Directed by assistant professor Karl V. Norman, the two-act play is set in 1950s New York and focuses on widower Godfrey Crumb, who is played by Derek Rice in his first production at GSU.
Crumb experiences devastation after his wife’s passing and struggles to raise two daughters, 17-year-old Ernestine (Ash’Lee Lackey) and 15-year-old Ermina (Ashanti Spears).
The play is entirely narrated by Ernestine Crumb.
The children’s aunt from their mother’s side, Lily Ann Green (Tatanesha Mincey), comes to live with the Crumbs, bringing along her excessive alcohol consumption and a Communist viewpoint on life.
Dr. Patricia Johnson of the GSU Department of Curriculum and Instruction and Dr. Augusta Clark Patrice, former head of Teacher Instruction, agreed that showcasing racial tension in the 1950s was a priority in the play.
Witnessing the play’s depiction of tension surrounding interracial dating “was a novelty for some people,” Johnson said. “It’s more common [now] and it’s an aspect of life.
“People may stop and look, but it’s not a big deal to most people,” she said.
The play was a learning experience for Spears. “We had to adjust and block out ourselves. We had trouble learning lines.
“Different directors have different styles in which they direct,” the freshman said. “I think that this is a great time to get experience with different directors.”
Playgoers can learn the way of life of African-Americans in the North rather than the South, for a change.
The last character, Gerte Schulte, whom I will leave as a surprise for playgoers, is Kdeja Johnson.
The future goals of the actors of GSU is to have more energy and prepare more beforehand.
“You have to research a lot,” said Lackey, “and we had to learn how to walk, talk and truly be in a part of the 1950s.
“Theatre is a slice of life and this may be your way to get away from your problems.”
The entire cast encourages all students to come and support the Theatre Department as well as to come and get involved.
“If you want to learn how to work well with others in different facets of life, theatre is the place to be,” said Spears.
The play is running from February 19th thru the 22nd held in the Floyd L. Sandle Theatre inside of the Conrad Hutchinson Performing Arts Center at 7 p.m. tickets prices are $3 for students and $5 for nonstudents.

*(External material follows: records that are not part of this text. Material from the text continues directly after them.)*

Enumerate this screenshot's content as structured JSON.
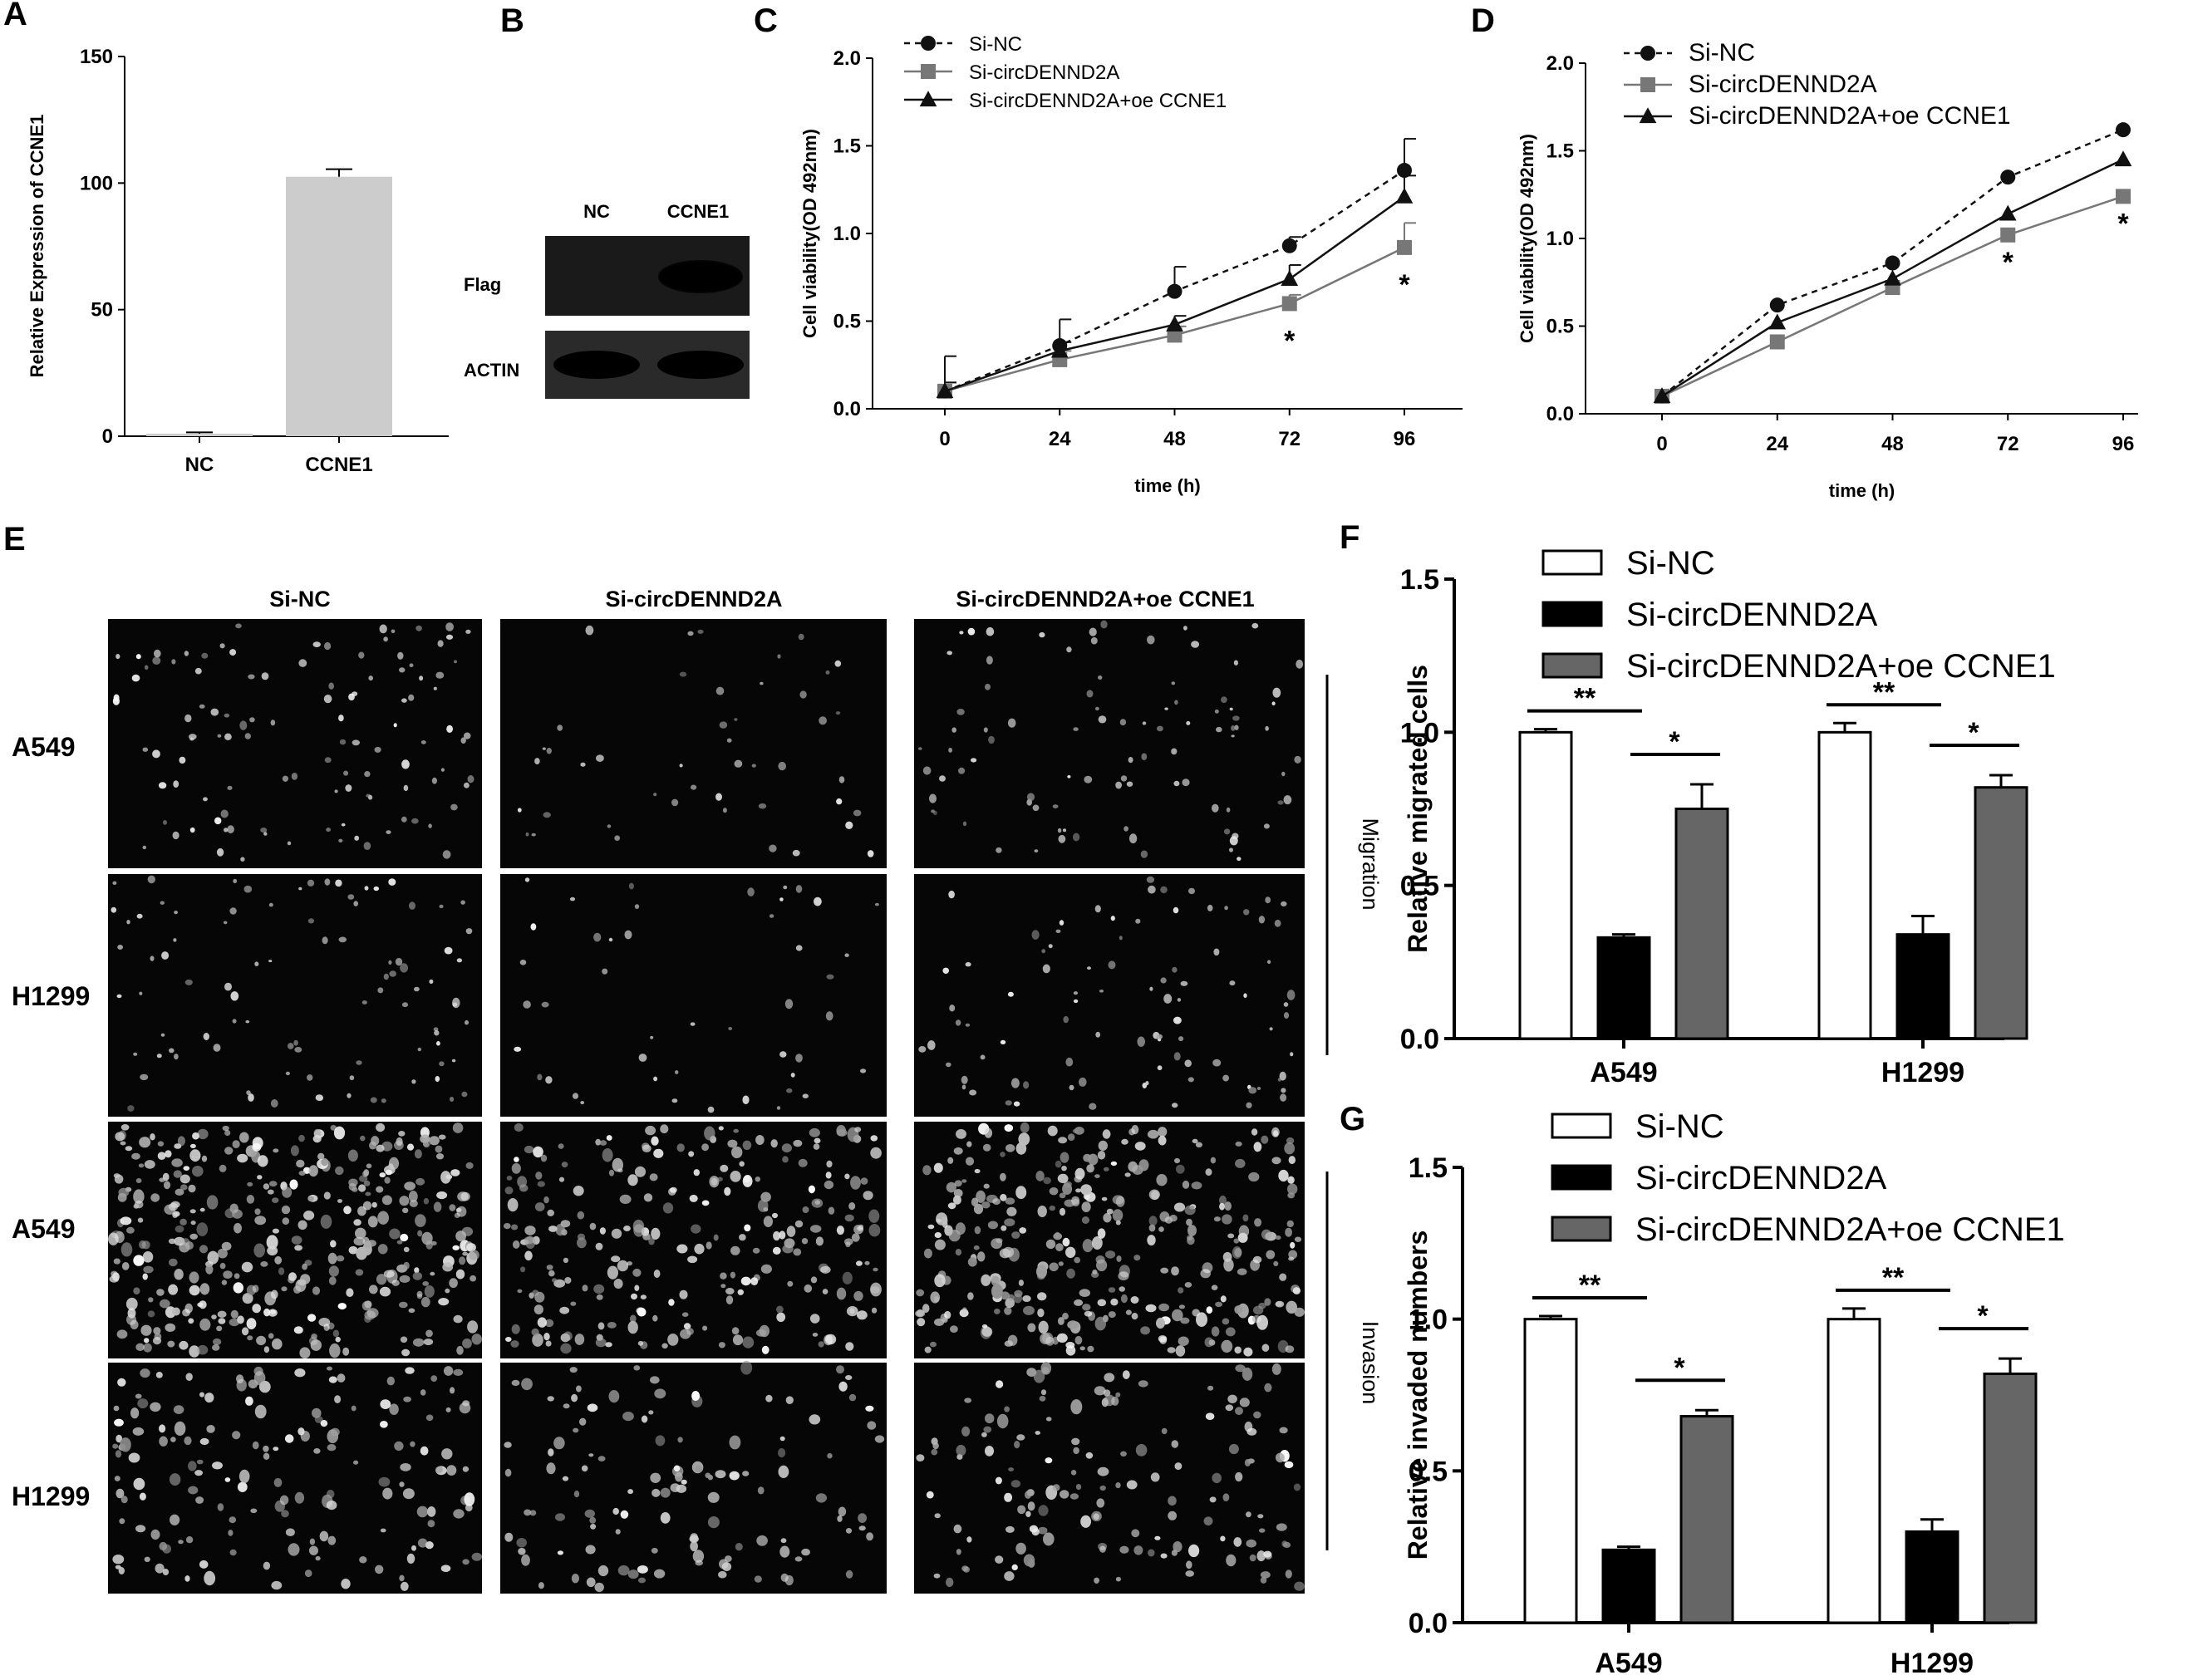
{
  "panels": {
    "A": "A",
    "B": "B",
    "C": "C",
    "D": "D",
    "E": "E",
    "F": "F",
    "G": "G"
  },
  "chart_data": [
    {
      "id": "A",
      "type": "bar",
      "ylabel": "Relative Expression of CCNE1",
      "categories": [
        "NC",
        "CCNE1"
      ],
      "values": [
        1,
        102.5
      ],
      "errors": [
        0.5,
        3
      ],
      "ylim": [
        0,
        150
      ],
      "yticks": [
        "0",
        "50",
        "100",
        "150"
      ],
      "colors": [
        "#cccccc",
        "#cccccc"
      ]
    },
    {
      "id": "C",
      "type": "line",
      "xlabel": "time (h)",
      "ylabel": "Cell viability(OD 492nm)",
      "x": [
        0,
        24,
        48,
        72,
        96
      ],
      "xticks": [
        "0",
        "24",
        "48",
        "72",
        "96"
      ],
      "ylim": [
        0,
        2.0
      ],
      "yticks": [
        "0.0",
        "0.5",
        "1.0",
        "1.5",
        "2.0"
      ],
      "legend_position": "top-left",
      "series": [
        {
          "name": "Si-NC",
          "values": [
            0.1,
            0.36,
            0.67,
            0.93,
            1.36
          ],
          "errors": [
            0.2,
            0.15,
            0.14,
            0.05,
            0.18
          ],
          "marker": "circle",
          "color": "#111111",
          "dashed": true
        },
        {
          "name": "Si-circDENND2A",
          "values": [
            0.1,
            0.28,
            0.42,
            0.6,
            0.92
          ],
          "errors": [
            0.05,
            0.05,
            0.05,
            0.05,
            0.14
          ],
          "marker": "square",
          "color": "#777777",
          "dashed": false
        },
        {
          "name": "Si-circDENND2A+oe CCNE1",
          "values": [
            0.1,
            0.33,
            0.48,
            0.74,
            1.21
          ],
          "errors": [
            0.05,
            0.05,
            0.05,
            0.08,
            0.12
          ],
          "marker": "triangle",
          "color": "#111111",
          "dashed": false
        }
      ],
      "annotations": [
        {
          "x": 72,
          "text": "*"
        },
        {
          "x": 96,
          "text": "*"
        }
      ]
    },
    {
      "id": "D",
      "type": "line",
      "xlabel": "time (h)",
      "ylabel": "Cell viability(OD 492nm)",
      "x": [
        0,
        24,
        48,
        72,
        96
      ],
      "xticks": [
        "0",
        "24",
        "48",
        "72",
        "96"
      ],
      "ylim": [
        0,
        2.0
      ],
      "yticks": [
        "0.0",
        "0.5",
        "1.0",
        "1.5",
        "2.0"
      ],
      "legend_position": "top-left",
      "series": [
        {
          "name": "Si-NC",
          "values": [
            0.1,
            0.62,
            0.86,
            1.35,
            1.62
          ],
          "errors": [
            0,
            0,
            0,
            0,
            0
          ],
          "marker": "circle",
          "color": "#111111",
          "dashed": true
        },
        {
          "name": "Si-circDENND2A",
          "values": [
            0.1,
            0.41,
            0.72,
            1.02,
            1.24
          ],
          "errors": [
            0,
            0,
            0,
            0,
            0
          ],
          "marker": "square",
          "color": "#777777",
          "dashed": false
        },
        {
          "name": "Si-circDENND2A+oe CCNE1",
          "values": [
            0.1,
            0.52,
            0.77,
            1.14,
            1.45
          ],
          "errors": [
            0,
            0,
            0,
            0,
            0
          ],
          "marker": "triangle",
          "color": "#111111",
          "dashed": false
        }
      ],
      "annotations": [
        {
          "x": 72,
          "text": "*"
        },
        {
          "x": 96,
          "text": "*"
        }
      ]
    },
    {
      "id": "F",
      "type": "bar",
      "ylabel": "Relative migrated cells",
      "categories": [
        "A549",
        "H1299"
      ],
      "ylim": [
        0,
        1.5
      ],
      "yticks": [
        "0.0",
        "0.5",
        "1.0",
        "1.5"
      ],
      "legend_position": "top",
      "series": [
        {
          "name": "Si-NC",
          "values": [
            1.0,
            1.0
          ],
          "errors": [
            0.01,
            0.03
          ],
          "color": "#ffffff"
        },
        {
          "name": "Si-circDENND2A",
          "values": [
            0.33,
            0.34
          ],
          "errors": [
            0.01,
            0.06
          ],
          "color": "#000000"
        },
        {
          "name": "Si-circDENND2A+oe CCNE1",
          "values": [
            0.75,
            0.82
          ],
          "errors": [
            0.08,
            0.04
          ],
          "color": "#666666"
        }
      ],
      "annotations": [
        "**",
        "*",
        "**",
        "*"
      ]
    },
    {
      "id": "G",
      "type": "bar",
      "ylabel": "Relative invaded numbers",
      "categories": [
        "A549",
        "H1299"
      ],
      "ylim": [
        0,
        1.5
      ],
      "yticks": [
        "0.0",
        "0.5",
        "1.0",
        "1.5"
      ],
      "legend_position": "top",
      "series": [
        {
          "name": "Si-NC",
          "values": [
            1.0,
            1.0
          ],
          "errors": [
            0.01,
            0.035
          ],
          "color": "#ffffff"
        },
        {
          "name": "Si-circDENND2A",
          "values": [
            0.24,
            0.3
          ],
          "errors": [
            0.01,
            0.04
          ],
          "color": "#000000"
        },
        {
          "name": "Si-circDENND2A+oe CCNE1",
          "values": [
            0.68,
            0.82
          ],
          "errors": [
            0.02,
            0.05
          ],
          "color": "#666666"
        }
      ],
      "annotations": [
        "**",
        "*",
        "**",
        "*"
      ]
    }
  ],
  "blot": {
    "columns": [
      "NC",
      "CCNE1"
    ],
    "rows": [
      "Flag",
      "ACTIN"
    ]
  },
  "micrographs": {
    "columns": [
      "Si-NC",
      "Si-circDENND2A",
      "Si-circDENND2A+oe CCNE1"
    ],
    "rows": [
      "A549",
      "H1299",
      "A549",
      "H1299"
    ],
    "side_labels": [
      "Migration",
      "Invasion"
    ]
  }
}
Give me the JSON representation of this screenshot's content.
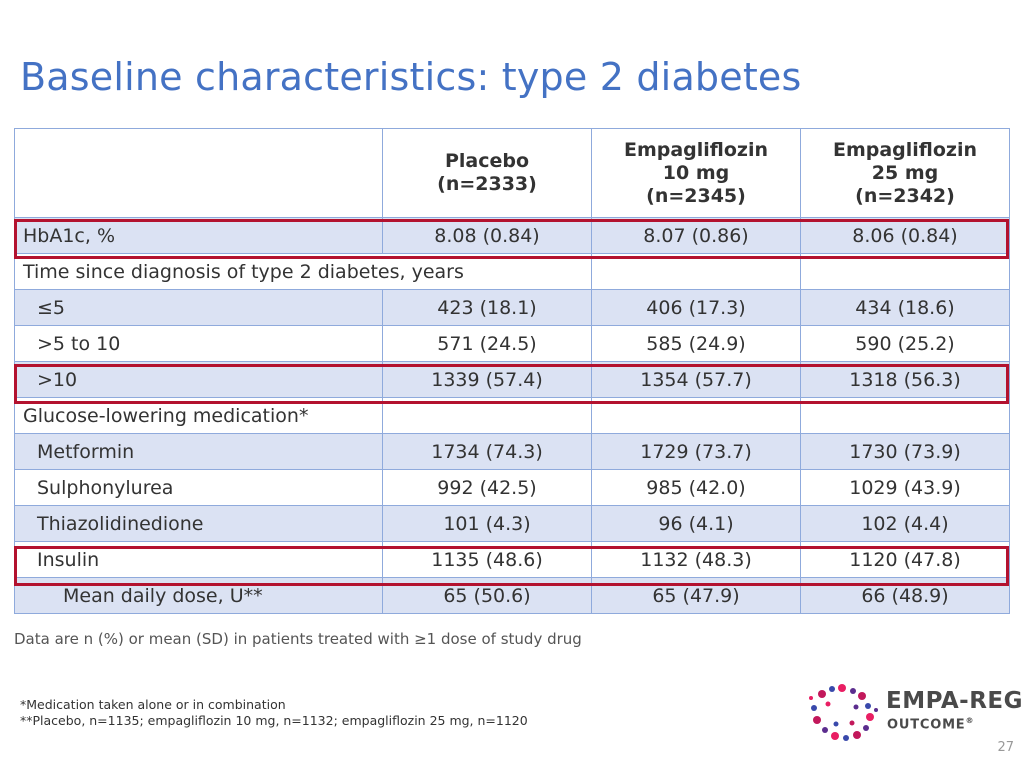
{
  "slide": {
    "title": "Baseline characteristics: type 2 diabetes",
    "page_number": "27"
  },
  "table": {
    "headers": {
      "placebo": [
        "Placebo",
        "(n=2333)"
      ],
      "empa10": [
        "Empagliflozin",
        "10 mg",
        "(n=2345)"
      ],
      "empa25": [
        "Empagliflozin",
        "25 mg",
        "(n=2342)"
      ]
    },
    "rows": [
      {
        "label": "HbA1c, %",
        "placebo": "8.08 (0.84)",
        "empa10": "8.07 (0.86)",
        "empa25": "8.06 (0.84)"
      },
      {
        "label": "Time since diagnosis of type 2 diabetes, years"
      },
      {
        "label": "≤5",
        "placebo": "423 (18.1)",
        "empa10": "406 (17.3)",
        "empa25": "434 (18.6)"
      },
      {
        "label": ">5 to 10",
        "placebo": "571 (24.5)",
        "empa10": "585 (24.9)",
        "empa25": "590 (25.2)"
      },
      {
        "label": ">10",
        "placebo": "1339 (57.4)",
        "empa10": "1354 (57.7)",
        "empa25": "1318 (56.3)"
      },
      {
        "label": "Glucose-lowering medication*"
      },
      {
        "label": "Metformin",
        "placebo": "1734 (74.3)",
        "empa10": "1729 (73.7)",
        "empa25": "1730 (73.9)"
      },
      {
        "label": "Sulphonylurea",
        "placebo": "992 (42.5)",
        "empa10": "985 (42.0)",
        "empa25": "1029 (43.9)"
      },
      {
        "label": "Thiazolidinedione",
        "placebo": "101 (4.3)",
        "empa10": "96 (4.1)",
        "empa25": "102 (4.4)"
      },
      {
        "label": "Insulin",
        "placebo": "1135 (48.6)",
        "empa10": "1132 (48.3)",
        "empa25": "1120 (47.8)"
      },
      {
        "label": "Mean daily dose, U**",
        "placebo": "65 (50.6)",
        "empa10": "65 (47.9)",
        "empa25": "66 (48.9)"
      }
    ]
  },
  "note": "Data are n (%) or mean (SD) in patients treated with ≥1 dose of study drug",
  "footnotes": [
    "*Medication taken alone or in combination",
    "**Placebo, n=1135; empagliflozin 10 mg, n=1132; empagliflozin 25 mg, n=1120"
  ],
  "logo": {
    "line1": "EMPA-REG",
    "line2": "OUTCOME",
    "mark": "®",
    "colors": [
      "#c2185b",
      "#5b2d8e",
      "#e91e63",
      "#3949ab"
    ]
  }
}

President Dr. Frank G. Pogue was asked how to make more students an intricate part of such campus activities as theatre, Pogue said “The Performing Arts Building is quite a walk but we do have the shuttle so at the times that it doing the normal drop-offs I can also do drop-offs for special things like these and annual convocations.” Various Greek organizations and others on campus can have a theatre night like Greek theatre night for example,” said President Dr. Frank G. Pogue.